First normal form (1NF)
A table in first normal form contains no repeating attribute or groups of attributes. Converting an unnormalised database to 1NF typically involes splitting the database in two or more to remove the repeating attribute. For example a table may contain a list of shops together with the products they sell information about those products. In this case the product information will be repeated so it should be removed and put into a products table which can then be linked to the original shop table by means of a foreign key, e.g ProductID. This example highlights the weakness of the two table structure - as many shops will contain many products the shop data will also be repeated in the shop database with each product.
Second normal form (1NF)
A table in second normal form contains no partial key dependancies, this means that any attribute, excluding the primary key, which depends on only the primary key is removed. With the example above the shop information depends only on the primary key, e.g. ShopID. Hence the shop name and location should be removed and linked to the shop database with another foreign key.
Third normal form (3NF)
A table in third normal form is both in 2NF and contains no non-key dependancies. This means that any attributes that are not dependant of the primary are removed to another table so that they are.

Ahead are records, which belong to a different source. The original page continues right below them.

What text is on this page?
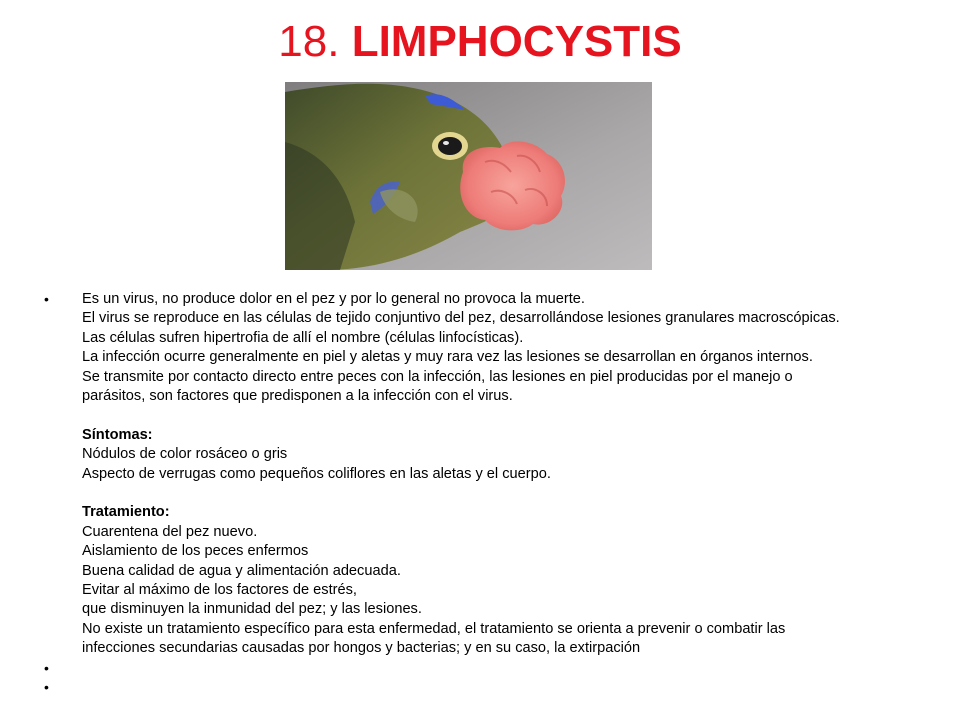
18. LIMPHOCYSTIS
•	Es un virus, no produce dolor en el pez y por lo general no provoca la muerte.
El virus se reproduce en las células de tejido conjuntivo del pez, desarrollándose lesiones granulares macroscópicas.
Las células sufren hipertrofia de allí el nombre (células linfocísticas).
La infección ocurre generalmente en piel y aletas y muy rara vez las lesiones se desarrollan en órganos internos.
Se transmite por contacto directo entre peces con la infección, las lesiones en piel producidas por el manejo o
parásitos, son factores que predisponen a la infección con el virus.
Síntomas:
Nódulos de color rosáceo o gris
Aspecto de verrugas como pequeños coliflores en las aletas y el cuerpo.
Tratamiento:
Cuarentena del pez nuevo.
Aislamiento de los peces enfermos
Buena calidad de agua y alimentación adecuada.
Evitar al máximo de los factores de estrés,
que disminuyen la inmunidad del pez; y las lesiones.
No existe un tratamiento específico para esta enfermedad, el tratamiento se orienta a prevenir o combatir las
infecciones secundarias causadas por hongos y bacterias; y en su caso, la extirpación
•
•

Boyce-Codd normal form (BCNF)
A table is in Boyce-Codd normal form when all the determinants in the relation are candidate keys. A determinant is an attribute which another attribute is dependant on. A candidate key is an attribute which is unique such that it could be the primary key (i.e. it is unique to each row of the database). For example a student database may have two candidate keys - StudentNumber and CandidateNumber. Both are unique enough to the primary key but only one is chosen. The other is known as an alternate key.
If there is only one candidate key (which means it will be the primary key as well) then 3NF is the same as BCNF.